Most of all, I was just shocked. To this day, I can’t believe it all happened so fast, or really figure out why. It is striking that the last thing I said to her before all this went down was “I am autistic.” Her gripe with me seemed to center around the idea that I thought I was "special." It’s weird to think that her train of thought was “She thinks she’s so fancy with her diagnosis, there’s nothing really wrong with her, she just likes the attention even though she never mentioned it until months after we met” -- but, it happens.
On the advice of my therapist, I went straight to my university welfare officer, who said to phone the police, and gave me an emergency campus room to move into that same day. Just like that, I was out. The police said I could try to press charges for harassment and even hate crimes against my disability, but I decided not to. They’d already caused me way too much hassle.
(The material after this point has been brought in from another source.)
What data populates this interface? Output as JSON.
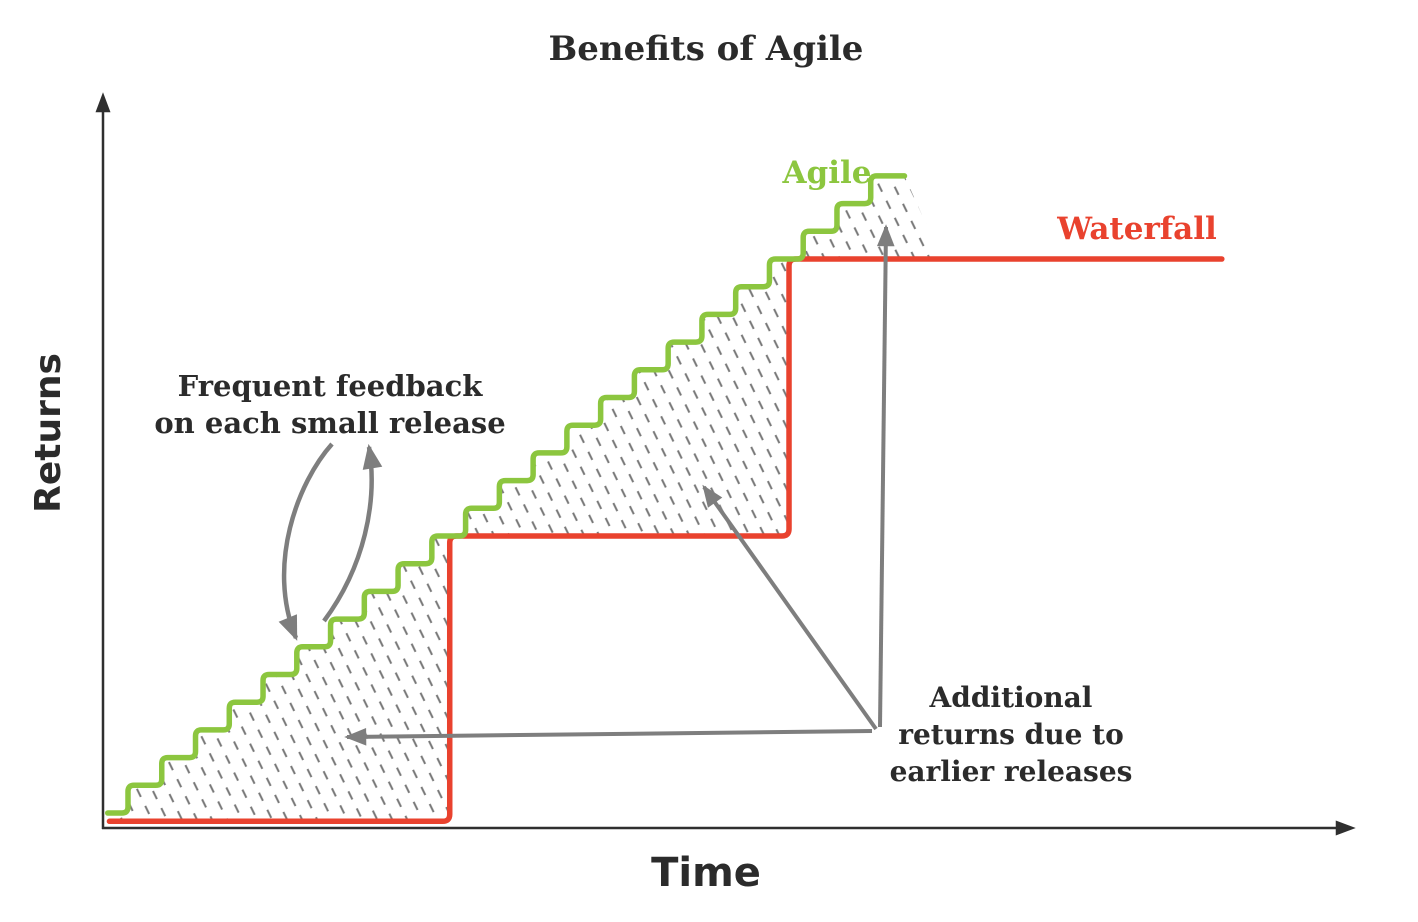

Next time I spoke to Jamie, he told me cheerfully that Kelly was ready to admit that she “maybe went too far” and was “willing to apologize for the sake of a quiet life.” Nah. I wasn’t about to live somewhere where someone could threaten and verbally abuse me, then condescend to apologize as if I were a sulking child.
If you ask me, partly to blame is the social narrative that we have around mental health abnormalities. Perhaps I was different, but Kelly didn’t begin openly hating me until she knew the word to signify my difference. In her mind, being autistic made me game for being blamed, ostracized and forced out of the house.
On the flip side, I think Jamie thought he wanted to spend time talking to me about feelings and amateur psychology and being a knight in shining armour, but really he wanted was to hang out with Kelly having farting contests. I think at some level he was disappointed in himself and having me around just reminded him of that.
Ultimately, the life lesson they taught themselves was that if someone is different, you don’t have to accept them, you can just behave aggressively until the problem packs up its boxes and moves away.
Having autism and depression made me feel like I had to be grateful that people would put up with me -- heck, the last time I saw him, Jamie seriously asked me why, knowing that I had these issues, I had moved into a house (because I should live in a kennel or something? Idk.) But that just isn’t true, and I hope everyone with awesometism who reads this never think that it is.
A few weeks later, I moved into a house where 3/4 of the people had some kind of diagnostic label and they were everything that Jamie wasn’t: inclusive, supportive, talkative, fun… and my supposed paranoia has never come back, probably because people are not always talking about me behind my back here.
Some mutual friends have said how sorry they are and that they had misgivings about me moving in with Jamie from the start. Others have been squarely in the camp of “It must be your fault, you’re crazy and they’re normal.”
One of my friends who had never even met Jamie said that it was probably tiring living with “someone like you, and you can’t blame Jamie if he’s getting tired.”
I’m over anyone who wants to see me as a burden, anyone whose kindness comes from pity. From now on, I will only be living with people who appreciate my Thunderbirds knowledge.